Hace más de 20 años, el entonces ministro de Educación Nacional, Germán Bula, un hombre sensato e inteligente, promovió una evaluación fundamentalmente diagnóstica del magisterio público, para que con esa información se pudieran diseñar planes de formación a largo plazo de todos los maestros. Fecode la tumbó y lo hizo porque en ese diagnóstico se estimaba que un 2 % o quizás un 3 % de los maestros tendrían que salir del sistema porque literalmente no tenían ni idea de la disciplina que estaban enseñando, 6.000 o quizás 9.000 maestros de 300.000. Se sabía que muchos estaban allí nombrados por todo tipo de intereses ajenos al propósito superior de la educación.
Hoy, con el proyecto de ley estatutaria de la educación que cursa en el Congreso, Fecode vuelve a levantar su brazo para mostrar su desacuerdo por dos cosas esenciales: que la educación preescolar pública empiece a los tres años, no a los cinco, y existan en consecuencia tres grados de preescolaridad garantizados y financiados por el Estado, y que, como hace décadas, la evaluación de los maestros sea formativa y no un eventual criterio de desvinculación laboral.

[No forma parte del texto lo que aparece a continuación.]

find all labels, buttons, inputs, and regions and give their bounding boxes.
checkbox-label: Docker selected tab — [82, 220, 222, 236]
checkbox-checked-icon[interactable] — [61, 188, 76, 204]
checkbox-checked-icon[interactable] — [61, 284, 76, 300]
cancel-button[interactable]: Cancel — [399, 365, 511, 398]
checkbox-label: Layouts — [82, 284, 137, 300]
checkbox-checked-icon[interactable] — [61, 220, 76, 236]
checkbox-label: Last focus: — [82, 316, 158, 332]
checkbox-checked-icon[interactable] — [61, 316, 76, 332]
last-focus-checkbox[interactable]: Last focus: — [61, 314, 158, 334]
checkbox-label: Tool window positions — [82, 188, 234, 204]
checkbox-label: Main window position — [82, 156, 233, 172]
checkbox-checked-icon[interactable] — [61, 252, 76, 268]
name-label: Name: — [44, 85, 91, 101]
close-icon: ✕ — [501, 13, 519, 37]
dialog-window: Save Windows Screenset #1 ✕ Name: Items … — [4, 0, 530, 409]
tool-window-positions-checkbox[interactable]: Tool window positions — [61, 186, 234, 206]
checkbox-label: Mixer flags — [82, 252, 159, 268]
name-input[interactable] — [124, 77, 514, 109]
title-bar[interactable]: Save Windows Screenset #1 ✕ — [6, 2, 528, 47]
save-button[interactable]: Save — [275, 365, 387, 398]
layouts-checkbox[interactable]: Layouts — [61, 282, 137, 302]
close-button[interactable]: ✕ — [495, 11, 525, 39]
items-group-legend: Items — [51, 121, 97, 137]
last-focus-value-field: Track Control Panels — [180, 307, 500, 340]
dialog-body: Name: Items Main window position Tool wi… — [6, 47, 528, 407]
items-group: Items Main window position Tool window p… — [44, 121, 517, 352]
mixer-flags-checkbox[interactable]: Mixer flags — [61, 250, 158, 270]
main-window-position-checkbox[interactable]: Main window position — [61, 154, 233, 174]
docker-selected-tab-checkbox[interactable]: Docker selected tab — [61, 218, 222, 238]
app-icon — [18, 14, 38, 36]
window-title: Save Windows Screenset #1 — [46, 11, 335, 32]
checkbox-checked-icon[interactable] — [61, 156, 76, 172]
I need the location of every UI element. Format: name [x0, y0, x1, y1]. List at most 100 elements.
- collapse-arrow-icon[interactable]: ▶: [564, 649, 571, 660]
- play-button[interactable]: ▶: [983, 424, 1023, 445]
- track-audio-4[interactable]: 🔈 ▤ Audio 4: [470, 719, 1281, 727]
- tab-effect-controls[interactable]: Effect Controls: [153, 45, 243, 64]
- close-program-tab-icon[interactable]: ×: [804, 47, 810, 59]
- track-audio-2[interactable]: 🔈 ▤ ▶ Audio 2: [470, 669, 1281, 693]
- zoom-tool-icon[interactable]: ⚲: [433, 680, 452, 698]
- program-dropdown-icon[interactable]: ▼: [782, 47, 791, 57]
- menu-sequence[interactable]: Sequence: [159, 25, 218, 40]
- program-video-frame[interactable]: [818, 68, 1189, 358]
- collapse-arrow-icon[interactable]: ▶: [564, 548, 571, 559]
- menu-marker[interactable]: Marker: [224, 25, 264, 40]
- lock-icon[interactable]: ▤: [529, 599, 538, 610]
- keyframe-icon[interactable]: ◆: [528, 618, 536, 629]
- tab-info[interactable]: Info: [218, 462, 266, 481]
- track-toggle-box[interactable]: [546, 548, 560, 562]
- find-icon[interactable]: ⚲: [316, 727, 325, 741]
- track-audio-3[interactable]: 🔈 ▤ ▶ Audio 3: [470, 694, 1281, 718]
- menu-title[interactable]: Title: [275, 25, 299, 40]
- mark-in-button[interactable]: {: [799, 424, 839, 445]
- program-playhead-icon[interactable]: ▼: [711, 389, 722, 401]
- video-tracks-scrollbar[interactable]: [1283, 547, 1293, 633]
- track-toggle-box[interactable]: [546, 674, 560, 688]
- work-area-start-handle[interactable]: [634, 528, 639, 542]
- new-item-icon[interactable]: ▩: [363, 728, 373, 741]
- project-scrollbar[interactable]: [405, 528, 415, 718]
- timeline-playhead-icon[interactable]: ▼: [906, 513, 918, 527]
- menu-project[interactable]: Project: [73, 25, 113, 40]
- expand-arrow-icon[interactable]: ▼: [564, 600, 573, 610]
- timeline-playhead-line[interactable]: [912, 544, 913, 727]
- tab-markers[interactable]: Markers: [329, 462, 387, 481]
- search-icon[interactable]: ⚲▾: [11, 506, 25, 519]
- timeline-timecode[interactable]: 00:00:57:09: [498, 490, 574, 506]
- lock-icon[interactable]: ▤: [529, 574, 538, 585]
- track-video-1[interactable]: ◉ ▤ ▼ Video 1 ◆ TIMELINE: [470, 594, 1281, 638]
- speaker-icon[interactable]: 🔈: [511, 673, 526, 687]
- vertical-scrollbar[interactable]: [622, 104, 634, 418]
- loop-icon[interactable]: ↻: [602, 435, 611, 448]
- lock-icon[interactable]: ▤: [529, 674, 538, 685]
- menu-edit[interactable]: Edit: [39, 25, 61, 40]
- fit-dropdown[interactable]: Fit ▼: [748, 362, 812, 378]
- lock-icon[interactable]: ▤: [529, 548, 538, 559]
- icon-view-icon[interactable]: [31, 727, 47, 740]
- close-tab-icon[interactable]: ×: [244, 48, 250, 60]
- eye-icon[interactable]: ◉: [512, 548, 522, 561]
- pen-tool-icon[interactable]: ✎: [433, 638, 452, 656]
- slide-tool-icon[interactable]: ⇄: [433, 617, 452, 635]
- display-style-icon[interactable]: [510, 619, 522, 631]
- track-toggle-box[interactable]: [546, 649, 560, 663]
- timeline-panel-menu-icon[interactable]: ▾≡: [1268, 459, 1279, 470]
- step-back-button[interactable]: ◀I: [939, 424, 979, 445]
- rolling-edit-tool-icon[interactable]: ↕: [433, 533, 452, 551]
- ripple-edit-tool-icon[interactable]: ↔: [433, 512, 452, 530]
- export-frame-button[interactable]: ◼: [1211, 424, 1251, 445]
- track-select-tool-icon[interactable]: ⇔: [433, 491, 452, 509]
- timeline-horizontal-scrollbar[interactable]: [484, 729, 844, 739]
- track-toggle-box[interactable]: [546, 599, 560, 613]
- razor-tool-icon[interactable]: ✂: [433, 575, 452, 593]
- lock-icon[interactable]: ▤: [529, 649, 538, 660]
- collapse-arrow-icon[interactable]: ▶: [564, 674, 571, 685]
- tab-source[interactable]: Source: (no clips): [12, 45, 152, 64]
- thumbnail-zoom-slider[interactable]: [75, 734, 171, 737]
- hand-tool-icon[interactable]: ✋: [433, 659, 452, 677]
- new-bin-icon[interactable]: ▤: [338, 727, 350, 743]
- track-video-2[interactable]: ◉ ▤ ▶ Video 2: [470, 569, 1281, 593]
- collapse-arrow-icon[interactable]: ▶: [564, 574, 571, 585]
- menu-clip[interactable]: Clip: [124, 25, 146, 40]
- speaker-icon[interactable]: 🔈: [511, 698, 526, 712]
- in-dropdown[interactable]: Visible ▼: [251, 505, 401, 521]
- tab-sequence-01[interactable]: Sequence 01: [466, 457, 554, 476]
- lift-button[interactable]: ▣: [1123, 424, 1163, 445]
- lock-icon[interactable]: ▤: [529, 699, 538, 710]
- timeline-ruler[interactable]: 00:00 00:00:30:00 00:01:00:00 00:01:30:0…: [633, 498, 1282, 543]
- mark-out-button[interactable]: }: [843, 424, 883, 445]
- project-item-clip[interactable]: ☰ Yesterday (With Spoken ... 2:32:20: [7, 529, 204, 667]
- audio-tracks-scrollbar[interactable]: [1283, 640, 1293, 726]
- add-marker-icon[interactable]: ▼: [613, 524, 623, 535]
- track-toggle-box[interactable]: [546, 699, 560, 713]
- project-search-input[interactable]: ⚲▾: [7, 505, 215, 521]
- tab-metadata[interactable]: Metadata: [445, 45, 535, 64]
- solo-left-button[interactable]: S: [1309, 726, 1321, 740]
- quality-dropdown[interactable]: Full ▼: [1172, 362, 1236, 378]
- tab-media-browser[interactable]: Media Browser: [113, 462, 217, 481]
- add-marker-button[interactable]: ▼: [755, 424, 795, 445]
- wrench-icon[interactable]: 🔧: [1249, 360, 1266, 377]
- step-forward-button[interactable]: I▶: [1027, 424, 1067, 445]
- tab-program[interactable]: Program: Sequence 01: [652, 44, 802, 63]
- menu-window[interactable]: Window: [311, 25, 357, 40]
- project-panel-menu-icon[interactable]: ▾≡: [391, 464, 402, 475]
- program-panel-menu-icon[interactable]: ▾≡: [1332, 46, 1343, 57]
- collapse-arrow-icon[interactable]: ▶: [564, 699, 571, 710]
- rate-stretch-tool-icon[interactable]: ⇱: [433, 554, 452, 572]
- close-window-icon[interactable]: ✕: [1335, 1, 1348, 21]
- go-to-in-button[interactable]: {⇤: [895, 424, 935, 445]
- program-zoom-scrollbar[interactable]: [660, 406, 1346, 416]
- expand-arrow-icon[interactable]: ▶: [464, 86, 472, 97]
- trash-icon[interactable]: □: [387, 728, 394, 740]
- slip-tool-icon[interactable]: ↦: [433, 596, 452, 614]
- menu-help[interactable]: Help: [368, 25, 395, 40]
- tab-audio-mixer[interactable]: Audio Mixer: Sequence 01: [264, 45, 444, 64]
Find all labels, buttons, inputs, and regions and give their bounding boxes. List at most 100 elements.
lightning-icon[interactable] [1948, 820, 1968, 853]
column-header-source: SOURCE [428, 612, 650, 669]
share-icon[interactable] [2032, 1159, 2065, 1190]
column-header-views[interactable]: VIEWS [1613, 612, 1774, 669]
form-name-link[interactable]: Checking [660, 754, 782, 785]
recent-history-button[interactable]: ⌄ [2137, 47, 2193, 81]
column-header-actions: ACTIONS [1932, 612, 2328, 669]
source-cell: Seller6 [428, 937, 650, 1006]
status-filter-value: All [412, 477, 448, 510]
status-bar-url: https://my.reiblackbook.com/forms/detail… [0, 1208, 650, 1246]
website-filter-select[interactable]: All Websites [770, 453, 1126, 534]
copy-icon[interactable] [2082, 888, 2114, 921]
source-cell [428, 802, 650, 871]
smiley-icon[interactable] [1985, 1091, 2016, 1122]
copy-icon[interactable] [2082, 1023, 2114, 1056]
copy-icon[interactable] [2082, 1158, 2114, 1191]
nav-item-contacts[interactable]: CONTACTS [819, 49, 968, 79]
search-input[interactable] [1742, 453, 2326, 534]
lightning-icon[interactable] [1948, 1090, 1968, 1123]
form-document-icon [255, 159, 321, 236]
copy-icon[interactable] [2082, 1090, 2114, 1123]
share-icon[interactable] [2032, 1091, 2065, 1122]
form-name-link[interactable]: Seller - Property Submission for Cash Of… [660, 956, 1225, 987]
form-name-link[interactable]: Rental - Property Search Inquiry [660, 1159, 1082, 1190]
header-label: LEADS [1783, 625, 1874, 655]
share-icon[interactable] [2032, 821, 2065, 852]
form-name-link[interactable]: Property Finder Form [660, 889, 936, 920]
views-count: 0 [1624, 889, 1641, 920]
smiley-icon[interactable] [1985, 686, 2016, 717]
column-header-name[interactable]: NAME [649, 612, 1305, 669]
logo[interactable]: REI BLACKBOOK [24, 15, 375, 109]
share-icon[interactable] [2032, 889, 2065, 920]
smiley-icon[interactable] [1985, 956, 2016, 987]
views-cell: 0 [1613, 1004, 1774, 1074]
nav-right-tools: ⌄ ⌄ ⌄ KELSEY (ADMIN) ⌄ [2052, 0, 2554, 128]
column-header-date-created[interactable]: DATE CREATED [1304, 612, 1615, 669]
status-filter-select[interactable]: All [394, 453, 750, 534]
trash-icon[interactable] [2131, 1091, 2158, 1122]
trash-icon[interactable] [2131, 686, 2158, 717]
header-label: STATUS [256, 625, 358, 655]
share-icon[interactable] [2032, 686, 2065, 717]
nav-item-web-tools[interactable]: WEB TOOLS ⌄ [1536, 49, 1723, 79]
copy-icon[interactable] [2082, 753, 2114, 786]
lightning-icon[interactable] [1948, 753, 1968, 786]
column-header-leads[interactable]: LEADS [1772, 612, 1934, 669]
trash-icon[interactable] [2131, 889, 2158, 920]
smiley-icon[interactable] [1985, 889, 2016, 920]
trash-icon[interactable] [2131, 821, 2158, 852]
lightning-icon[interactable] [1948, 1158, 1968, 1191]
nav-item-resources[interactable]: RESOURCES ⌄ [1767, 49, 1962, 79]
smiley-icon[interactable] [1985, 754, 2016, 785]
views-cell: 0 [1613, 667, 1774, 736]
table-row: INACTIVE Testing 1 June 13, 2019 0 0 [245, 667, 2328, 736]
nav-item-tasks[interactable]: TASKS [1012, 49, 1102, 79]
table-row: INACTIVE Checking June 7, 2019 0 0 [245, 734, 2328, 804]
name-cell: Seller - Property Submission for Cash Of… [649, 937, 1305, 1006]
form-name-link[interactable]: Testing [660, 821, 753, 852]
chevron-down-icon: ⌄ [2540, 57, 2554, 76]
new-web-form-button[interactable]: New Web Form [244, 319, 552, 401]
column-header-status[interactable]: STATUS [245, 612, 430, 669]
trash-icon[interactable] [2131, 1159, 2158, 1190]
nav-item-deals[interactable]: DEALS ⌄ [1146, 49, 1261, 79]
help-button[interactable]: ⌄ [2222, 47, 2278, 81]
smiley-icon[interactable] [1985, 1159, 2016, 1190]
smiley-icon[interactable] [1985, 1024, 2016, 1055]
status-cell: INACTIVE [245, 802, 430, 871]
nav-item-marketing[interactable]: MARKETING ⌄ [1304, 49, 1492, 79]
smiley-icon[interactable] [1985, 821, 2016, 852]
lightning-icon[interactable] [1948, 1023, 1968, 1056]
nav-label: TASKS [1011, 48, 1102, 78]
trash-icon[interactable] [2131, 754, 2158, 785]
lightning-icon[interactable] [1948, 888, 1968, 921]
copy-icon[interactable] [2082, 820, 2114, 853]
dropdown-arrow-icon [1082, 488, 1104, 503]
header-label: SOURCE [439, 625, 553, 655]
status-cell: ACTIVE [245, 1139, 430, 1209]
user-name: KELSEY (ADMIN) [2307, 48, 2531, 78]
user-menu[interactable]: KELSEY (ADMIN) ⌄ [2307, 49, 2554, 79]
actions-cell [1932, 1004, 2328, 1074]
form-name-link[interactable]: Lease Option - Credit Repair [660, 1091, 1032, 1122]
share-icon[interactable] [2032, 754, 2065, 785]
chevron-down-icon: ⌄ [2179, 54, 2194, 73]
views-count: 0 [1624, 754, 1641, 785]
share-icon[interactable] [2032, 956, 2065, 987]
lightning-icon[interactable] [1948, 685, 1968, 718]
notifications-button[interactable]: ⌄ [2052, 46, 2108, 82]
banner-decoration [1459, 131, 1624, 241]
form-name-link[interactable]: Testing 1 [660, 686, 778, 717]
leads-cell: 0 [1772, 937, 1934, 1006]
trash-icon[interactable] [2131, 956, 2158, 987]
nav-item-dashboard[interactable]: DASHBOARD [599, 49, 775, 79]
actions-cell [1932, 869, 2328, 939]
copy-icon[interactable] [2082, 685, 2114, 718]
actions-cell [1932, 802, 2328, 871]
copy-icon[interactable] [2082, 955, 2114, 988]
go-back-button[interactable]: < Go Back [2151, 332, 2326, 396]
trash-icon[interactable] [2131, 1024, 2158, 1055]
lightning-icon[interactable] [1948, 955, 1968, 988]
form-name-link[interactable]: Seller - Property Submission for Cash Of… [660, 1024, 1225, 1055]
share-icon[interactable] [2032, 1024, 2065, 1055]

Lo primero es cierto y contundente, porque a la larga su no reconocimiento es una fuente incesante de inequidad, en particular de inequidad con las mujeres. Lo segundo sí, pero con reglas y tiempos, de lo contrario el sector oficial está condenado a tener docentes mediocres o abúlicos in sécula seculórum. Crear escuelas de maestros que se formen en sus propios contextos y que se conviertan en pequeñas comunidades académicas de pensamiento toma tiempo, pero no toda la vida. El sector privado, tan estigmatizado por muchos, puede mostrarle al oficial cómo sus sistemas de evaluación son replicables con las adaptaciones del caso para que el compromiso y la calidad de los desempeños poco a poco se vayan incrementando. No sólo en términos de indicadores, que también, sino en términos de mayor credibilidad del sector. Confianza en lo oficial. El Estado, qué duda cabe, no puede delegar una de sus responsabilidades esenciales, como lo es la educación, en terceros. Pero puede aprender de ellos y con ellos, y al revés, conversando. Es inocultable que la educación privada ha sido fundamental en la construcción de esta nación.
En ese sentido, hoy el Ministerio de Educación Nacional invierte más dinero en la educación pública que nunca en nuestra historia, el 4,5 % del PIB. El rubro más alto del presupuesto nacional, cerca de $70 billones al año. Todo un logro. La noticia es esperanzadora y nadie, en su sano juicio, puede estar en contra del fortalecimiento de la educación oficial. Pero hay que ponerse metas que permitan ver que hay un proyecto de nación, una espina dorsal que nos atraviesa. De lo contrario, estamos condenados a seguir cada uno por su lado y así es poco menos que imposible.